The Crofton mill, whose paper operations were recently curtailed, will now be receiving a $50 million upgrade that will put 100 employees back to work, according to an announcement late last week from the mill’s owner, Paper Excellence.
That upgrade includes $14.3 million from the federal government and $4.5 million from the B.C. government.
The mill, which previously made paper for export to Asia, will retool to make products that “replace banned plastics with renewable paper while significantly reducing carbon emissions,” Stew Gibson, Chief Operating Officer for Paper Excellence Canada, said in the statement.
Federal natural resources minister Jonathan Wilkinson said that the new investment will “reduce emissions, eliminate harmful waste, build up strong local economies, and support good, sustainable, jobs.”

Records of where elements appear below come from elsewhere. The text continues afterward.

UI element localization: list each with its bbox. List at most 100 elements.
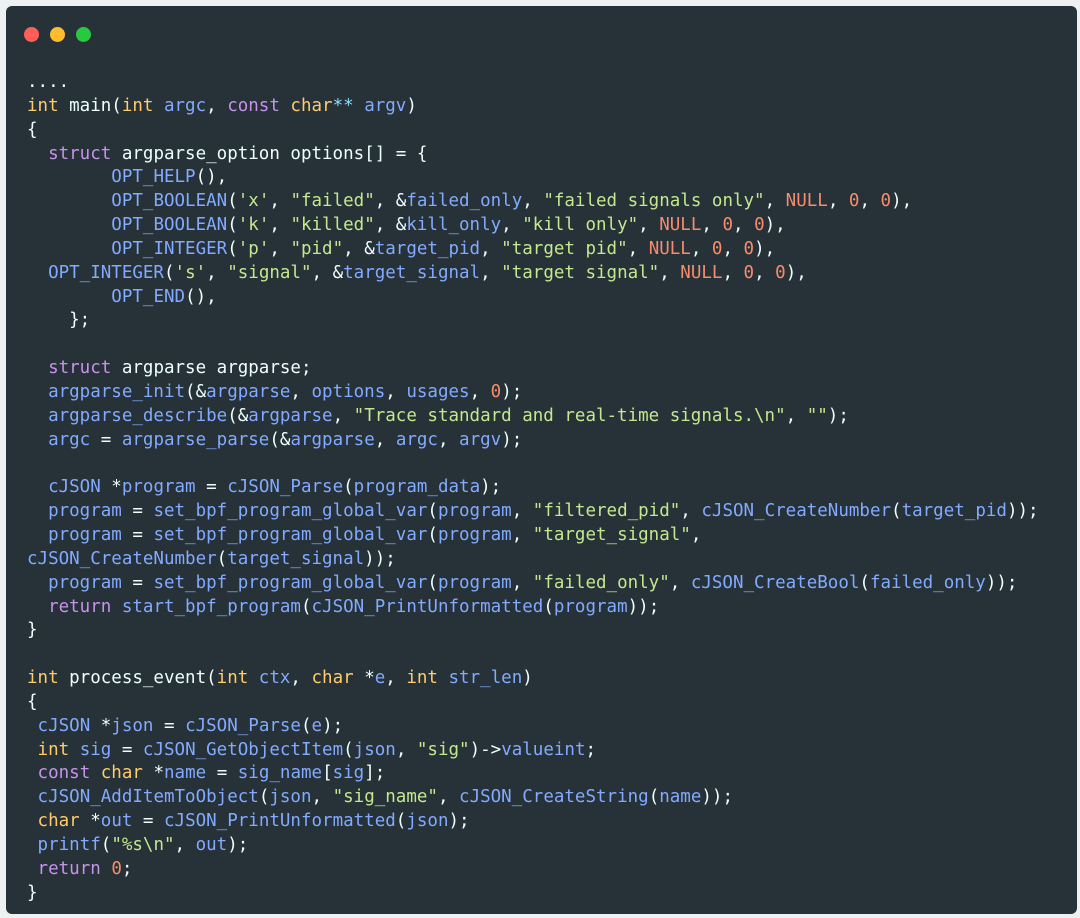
code-token: "signal" <box>227 262 312 283</box>
code-token: "killed" <box>290 215 375 236</box>
code-token: , <box>269 238 291 259</box>
code-token: OPT_INTEGER <box>48 262 164 283</box>
code-token: "filtered_pid" <box>532 501 681 522</box>
code-token: , & <box>374 215 407 236</box>
code-line: cJSON_AddItemToObject(json, "sig_name", … <box>27 786 1077 810</box>
code-token: int <box>216 668 249 689</box>
code-token: [ <box>322 763 333 784</box>
code-line: { <box>27 691 1077 715</box>
code-token: name <box>164 763 207 784</box>
code-token: )); <box>1006 501 1039 522</box>
code-line: argparse_describe(&argparse, "Trace stan… <box>27 405 1077 429</box>
code-token: program <box>437 501 512 522</box>
code-token: ctx <box>248 668 291 689</box>
code-token: const <box>227 95 280 116</box>
code-line: struct argparse argparse; <box>27 357 1077 381</box>
code-token: "failed_only" <box>532 572 670 593</box>
code-token: json <box>111 715 154 736</box>
code-token: argparse <box>290 429 375 450</box>
code-line: int main(int argc, const char** argv) <box>27 95 1077 119</box>
code-token: program <box>48 501 122 522</box>
code-line: return 0; <box>27 858 1077 882</box>
code-token: failed_only <box>869 572 986 593</box>
code-token: , & <box>311 262 344 283</box>
code-token: e <box>374 668 386 689</box>
code-token: 0 <box>880 191 892 212</box>
code-token: = <box>90 429 122 450</box>
code-token: , <box>522 191 544 212</box>
code-token: )); <box>701 787 733 808</box>
code-token: process_event( <box>58 668 217 689</box>
code-token: , <box>754 262 776 283</box>
code-token: * <box>142 763 164 784</box>
code-token: set_bpf_program_global_var <box>153 525 428 546</box>
code-token: argc <box>395 429 438 450</box>
code-token: int <box>406 668 438 689</box>
code-token: target_signal <box>343 262 481 283</box>
code-token: 0 <box>848 191 860 212</box>
code-token: struct <box>48 143 112 164</box>
code-token: cJSON_AddItemToObject <box>37 787 259 808</box>
code-line: argparse_init(&argparse, options, usages… <box>27 381 1077 405</box>
code-token: program <box>437 525 512 546</box>
code-block[interactable]: .... int main(int argc, const char** argv… <box>27 71 1077 906</box>
code-token: , <box>269 191 291 212</box>
code-token: , <box>206 95 228 116</box>
code-token: (& <box>269 429 291 450</box>
code-token: , <box>385 668 407 689</box>
code-line: OPT_INTEGER('p', "pid", &target_pid, "ta… <box>27 238 1077 262</box>
code-token: , & <box>343 238 375 259</box>
code-token: cJSON_Parse <box>227 477 344 498</box>
code-token: , <box>511 501 533 522</box>
code-token: = <box>195 477 228 498</box>
code-token: OPT_INTEGER <box>111 238 228 259</box>
code-token: argparse argparse; <box>111 358 312 379</box>
code-token: target_signal <box>227 548 365 569</box>
code-token: "kill only" <box>522 215 639 236</box>
code-token: out <box>100 811 133 832</box>
code-token: , <box>722 262 744 283</box>
code-token: , <box>785 405 807 426</box>
code-token: ); <box>480 477 502 498</box>
code-token: , <box>206 262 228 283</box>
code-token: ) <box>522 668 533 689</box>
code-token: * <box>90 715 112 736</box>
code-token: .... <box>27 72 70 92</box>
code-line: } <box>27 882 1077 906</box>
code-token: target_pid <box>374 238 481 259</box>
code-token: 0 <box>490 381 502 402</box>
code-token: , <box>290 381 312 402</box>
minimize-icon[interactable] <box>50 27 65 42</box>
code-token: ( <box>163 262 175 283</box>
code-token: = <box>132 811 164 832</box>
zoom-icon[interactable] <box>76 27 91 42</box>
code-token: NULL <box>680 262 723 283</box>
code-token: start_bpf_program <box>121 596 301 617</box>
code-line: ​ <box>27 333 1077 357</box>
code-token: int <box>121 95 154 116</box>
code-token: , <box>638 215 660 236</box>
code-token: ( <box>300 596 312 617</box>
code-token: = <box>121 572 154 593</box>
code-token: = <box>121 525 154 546</box>
code-line: OPT_BOOLEAN('k', "killed", &kill_only, "… <box>27 214 1077 238</box>
code-token: ), <box>764 215 786 236</box>
code-token: "target pid" <box>501 238 628 259</box>
code-token: sig_name <box>237 763 323 784</box>
close-icon[interactable] <box>24 27 39 42</box>
code-token: argparse <box>206 381 291 402</box>
code-token: ), <box>785 262 807 283</box>
code-token: OPT_BOOLEAN <box>111 191 228 212</box>
code-line: cJSON_CreateNumber(target_signal)); <box>27 548 1077 572</box>
code-token: } <box>27 620 38 641</box>
code-token: target_pid <box>901 501 1007 522</box>
code-token: ( <box>891 501 902 522</box>
code-token: 's' <box>174 262 207 283</box>
code-line: int sig = cJSON_GetObjectItem(json, "sig… <box>27 739 1077 763</box>
code-line: program = set_bpf_program_global_var(pro… <box>27 572 1077 596</box>
code-token: } <box>27 882 38 903</box>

The move is a turn-around for the giant company, owned by an international conglomerate with links to Indonesia’s Widjaja family, with its Canadian operations headquartered in B.C. Last fall, during a union dispute, the company said it would shutter both its pulp operation and paper lines, which in previous years employed hundreds of workers in the small town.
However, the newly announced public spending will help save “more than 100 good-paying, family-supporting jobs in our community,” Doug Routley, MLA for Nanaimo-North Cowichan, said on social media.
The government contributions “are absolutely essential to restarting the paper operations and securing these rural jobs at the site,” said Gibson.
The union representing most of the new jobs welcomed the news. “Forestry is a cornerstone of British Columbia’s economy, but nobody should take it for granted. Investments like this will pay dividends for generations to come,” Unifor president Lana Payne told a press conference in Crofton.
The union said that from 2001 to 2017, 45,000 jobs were lost throughout the B.C. forest industry, and noted that earlier this month the Canfor mill in Prince George announced it would permanently close a pulp line.
Crofton’s mill, which opened about 65 years ago, had its share of troubles long before Paper Excellence bought it in 2019.
The mill relies on water from the Cowichan River, which is supplied during summer by a weir on Cowichan Lake that is operated by the Crofton mill. Now, with drought threatening the water supply, including for salmon, the Cowichan Watershed Board is calling for a new weir to be built.
Pollution from the mill was once so bad that Canadian rock stars Randy Bachman and Neil Young joined a star-studded campaign in 2004 to close it down.
The federal government has ranked B.C.’s pulp and paper mills as among the worst culprits in air and industrial water pollution, reported Larry Pyn in a major feature on the Crofton mill, for Hakai Magazine, last fall.
But the mill claims that its environmental performance will be improving. The new investment “reduces natural gas consumption through more efficient use of waste bark fuel in the mill’s boiler.”
The mill’s C2 paper machine is expected to start re-opening by the end of January, said the company.
The upgrade will improve the Crofton mill’s competitiveness, said the company statement, “while reducing 26,000 tonnes of carbon dioxide emissions annually equal to about 5,600 cars.”